Lower inference speed of Gemma4 26BA4B on vllm.
Posted by everyoneisodd@reddit | LocalLLaMA | View on Reddit | 8 comments
For my earlier use case I used to host qwen 2.5 vl 7b gptq int4. Now I was looking to switch to Gemma4 26B A4B, as it would improve performance as well as improve latency considering only 4B parameters are active.. however it seems that Gemma4 is slower. What could be the reason of this?
Special-Lawyer-7253@reddit
It's a 26B params, the other number IS active B per token. So you must fit It on your VRAM. If model don't fit, gets offloaded to RAM, and you get slower responses.
everyoneisodd@reddit (OP)
All params are on GPU. Even the Gemma4 is gptq int4 quantised.

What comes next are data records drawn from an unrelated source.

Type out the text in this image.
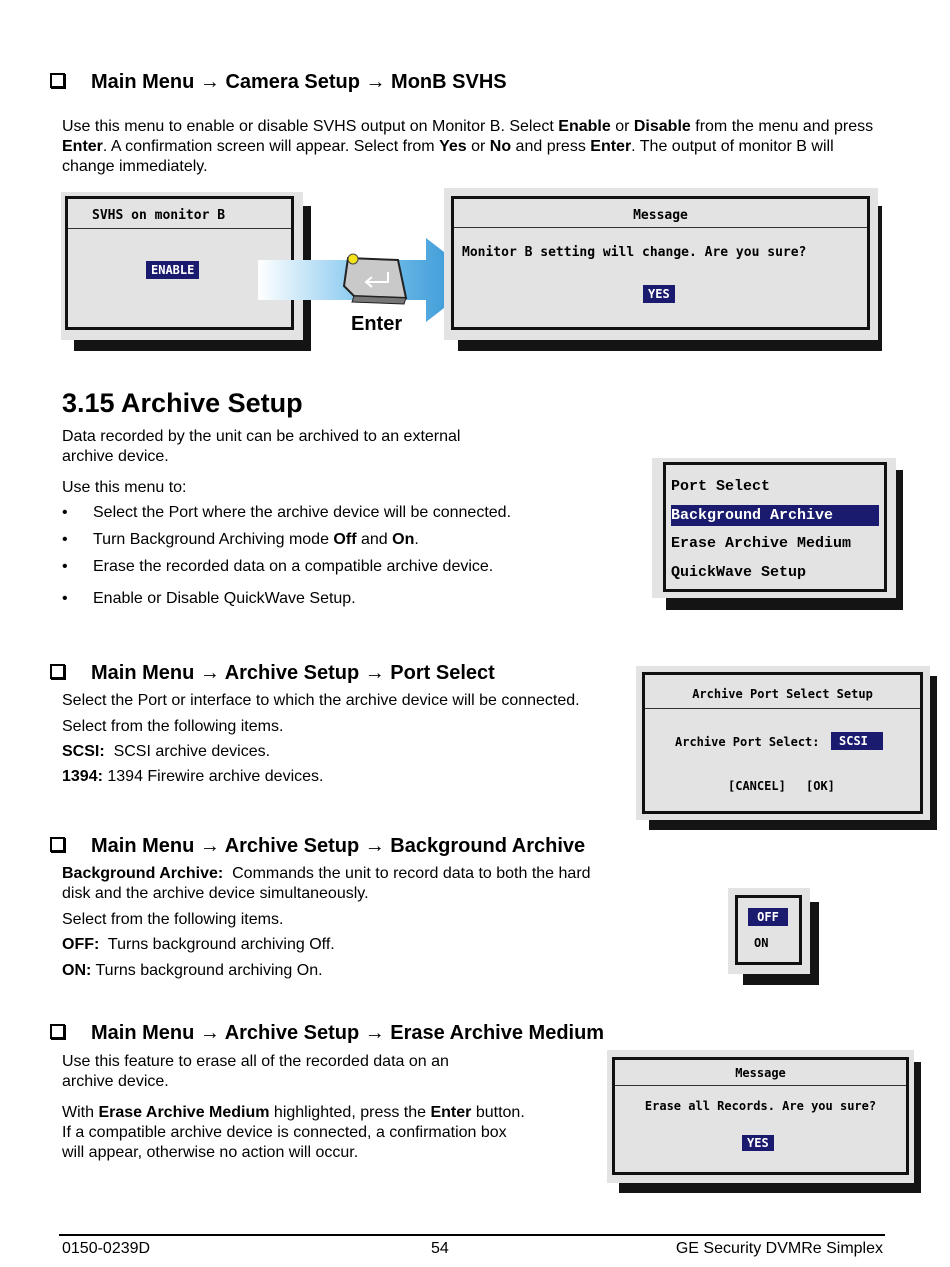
Main Menu → Camera Setup → MonB SVHS
Use this menu to enable or disable SVHS output on Monitor B. Select Enable or Disable from the menu and press Enter. A confirmation screen will appear. Select from Yes or No and press Enter. The output of monitor B will change immediately.
SVHS on monitor B
ENABLE
Enter
Message
Monitor B setting will change. Are you sure?
YES
3.15 Archive Setup
Data recorded by the unit can be archived to an external archive device.
Use this menu to:
• Select the Port where the archive device will be connected.
• Turn Background Archiving mode Off and On.
• Erase the recorded data on a compatible archive device.
• Enable or Disable QuickWave Setup.
Port Select
Background Archive
Erase Archive Medium
QuickWave Setup
Main Menu → Archive Setup → Port Select
Select the Port or interface to which the archive device will be connected.
Select from the following items.
SCSI:  SCSI archive devices.
1394: 1394 Firewire archive devices.
Archive Port Select Setup
Archive Port Select:	SCSI
[CANCEL] [OK]
Main Menu → Archive Setup → Background Archive
Background Archive:  Commands the unit to record data to both the hard disk and the archive device simultaneously.
Select from the following items.
OFF:  Turns background archiving Off.
ON: Turns background archiving On.
OFF
ON
Main Menu → Archive Setup → Erase Archive Medium
Use this feature to erase all of the recorded data on an archive device.
With Erase Archive Medium highlighted, press the Enter button. If a compatible archive device is connected, a confirmation box will appear, otherwise no action will occur.
Message
Erase all Records. Are you sure?
YES
0150-0239D	54	GE Security DVMRe Simplex
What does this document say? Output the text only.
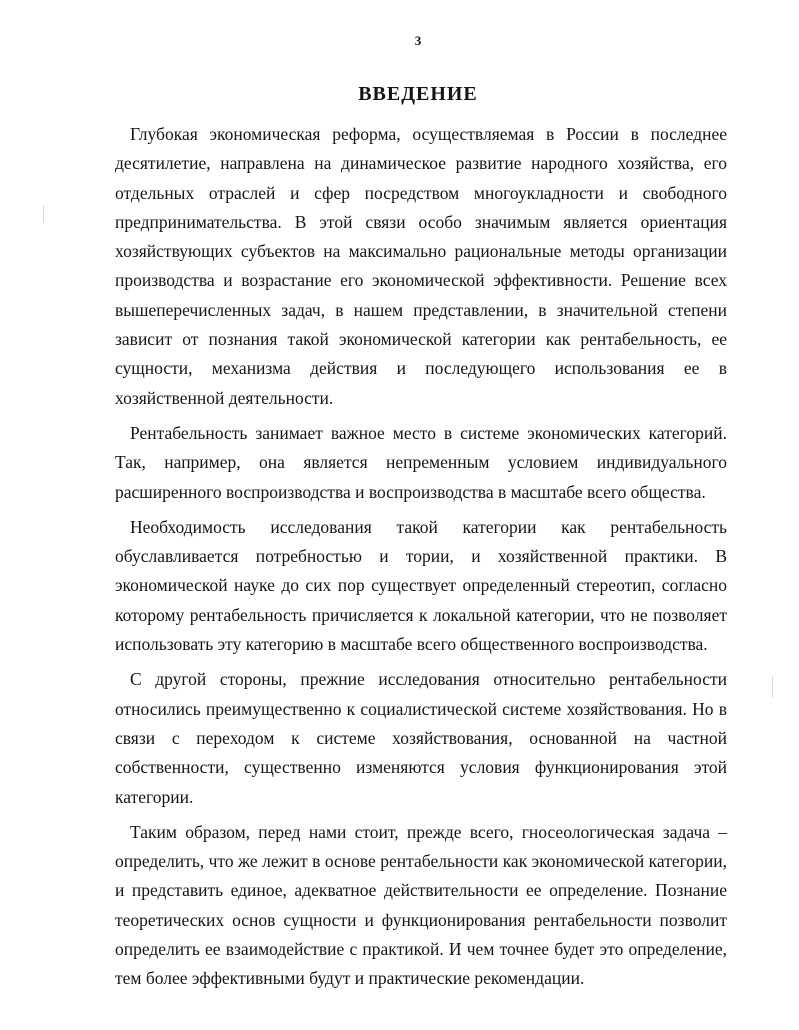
3
ВВЕДЕНИЕ

Глубокая экономическая реформа, осуществляемая в России в последнее десятилетие, направлена на динамическое развитие народного хозяйства, его отдельных отраслей и сфер посредством многоукладности и свободного предпринимательства. В этой связи особо значимым является ориентация хозяйствующих субъектов на максимально рациональные методы организации производства и возрастание его экономической эффективности. Решение всех вышеперечисленных задач, в нашем представлении, в значительной степени зависит от познания такой экономической категории как рентабельность, ее сущности, механизма действия и последующего использования ее в хозяйственной деятельности.

Рентабельность занимает важное место в системе экономических категорий. Так, например, она является непременным условием индивидуального расширенного воспроизводства и воспроизводства в масштабе всего общества.

Необходимость исследования такой категории как рентабельность обуславливается потребностью и тории, и хозяйственной практики. В экономической науке до сих пор существует определенный стереотип, согласно которому рентабельность причисляется к локальной категории, что не позволяет использовать эту категорию в масштабе всего общественного воспроизводства.

С другой стороны, прежние исследования относительно рентабельности относились преимущественно к социалистической системе хозяйствования. Но в связи с переходом к системе хозяйствования, основанной на частной собственности, существенно изменяются условия функционирования этой категории.

Таким образом, перед нами стоит, прежде всего, гносеологическая задача – определить, что же лежит в основе рентабельности как экономической категории, и представить единое, адекватное действительности ее определение. Познание теоретических основ сущности и функционирования рентабельности позволит определить ее взаимодействие с практикой. И чем точнее будет это определение, тем более эффективными будут и практические рекомендации.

Special-Lawyer-7253@reddit
All the Q4 quants exceed 12GB on size. No way It fits all on VRAM. Change layers until you have about 1GB free on VRAM. Rest Will be offloaded to RAM.
everyoneisodd@reddit (OP)
I have access to h100
Special-Lawyer-7253@reddit
No clue then, but you can try qwen3.5 9B or Gemma 4 E4B (it's really 8B) to see if you get better resulta there. I got 25 t/s on a 1070 8GB with those. 6.5 t/s with Gemma4 26B
Jester14@reddit
I used a 2 year old 7B model. Now I use a brand new 26B MoE and it's slower. I refuse to give any other information. What's wrong with my setup?
everyoneisodd@reddit (OP)
Just want to understand if this is expected behaviour or not
Ok_Ocelot2268@reddit
For me the vllm gemma4 docker image (rocm!) is fast (based on 0.18), 0.19 is slow on bigger context (very slow..). Latest ollama is fast too.